Experts comment on Dixon verdict

A guilty verdict for former state senator Roscoe Dixon is probably weighing heavily on the minds of four defendants still awaiting trial on Tennessee Waltz corruption charges.

Political analyst Susan Adler Thorpe says, "As long as it took the jury to come to that verdict it was a day and a half of deliberations tells an observer that the jury took its time and took each count very seriously."

Attorney Steve Farese says, "I would think today would not be a good day...if you're a defendant, you would be concerned."

But Farese, who represents city councilman Michael Hooks Senior, says the public shouldn't assume that pending trials will have the same outcome.

"No it doesn't work that way each case has its peculiar set of facts and witnesses and defendants and lawyers," continues Farese.

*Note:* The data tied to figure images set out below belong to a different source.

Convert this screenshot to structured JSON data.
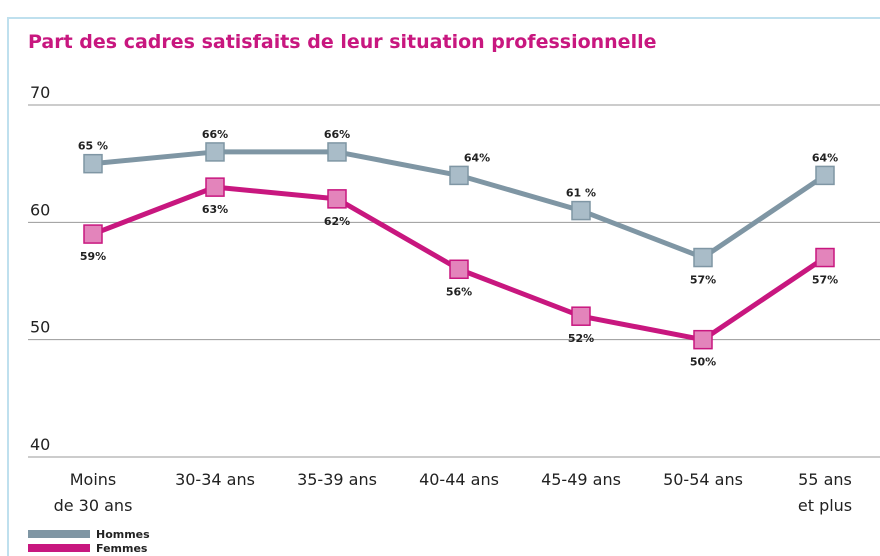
{
  "chart_data": {
    "type": "line",
    "title": "Part des cadres satisfaits de leur situation professionnelle",
    "categories": [
      "Moins\nde 30 ans",
      "30-34 ans",
      "35-39 ans",
      "40-44 ans",
      "45-49 ans",
      "50-54 ans",
      "55 ans\net plus"
    ],
    "series": [
      {
        "name": "Hommes",
        "color": "#7f96a4",
        "marker_color": "#a9bcc8",
        "values": [
          65,
          66,
          66,
          64,
          61,
          57,
          64
        ],
        "value_labels": [
          "65 %",
          "66%",
          "66%",
          "64%",
          "61 %",
          "57%",
          "64%"
        ]
      },
      {
        "name": "Femmes",
        "color": "#c8177f",
        "marker_color": "#e384bb",
        "values": [
          59,
          63,
          62,
          56,
          52,
          50,
          57
        ],
        "value_labels": [
          "59%",
          "63%",
          "62%",
          "56%",
          "52%",
          "50%",
          "57%"
        ]
      }
    ],
    "ylim": [
      40,
      70
    ],
    "yticks": [
      40,
      50,
      60,
      70
    ],
    "grid": true
  }
}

Kathryn Bowers attorneys share that philosophy and say they are moving forward with focus and determination.

Bowers attorney state, "Maybe there may be some points we think about in a different light we may just go just like we planned on going, each case is very different and I think that's the critical thing."

All the defendants including former senator John Ford can reverse their plea at any time. But Dixon and his attorney hope they'll stay the course.

Dixon's attorney Coleman Garrett states, "I believe that in the final analysis if everybody would stand up on their hind legs and fight back this thing can still be turned around."

Garrett hopes further testimony will support his argument that Tennessee Waltz was a racially motivated and manufactured conspiracy.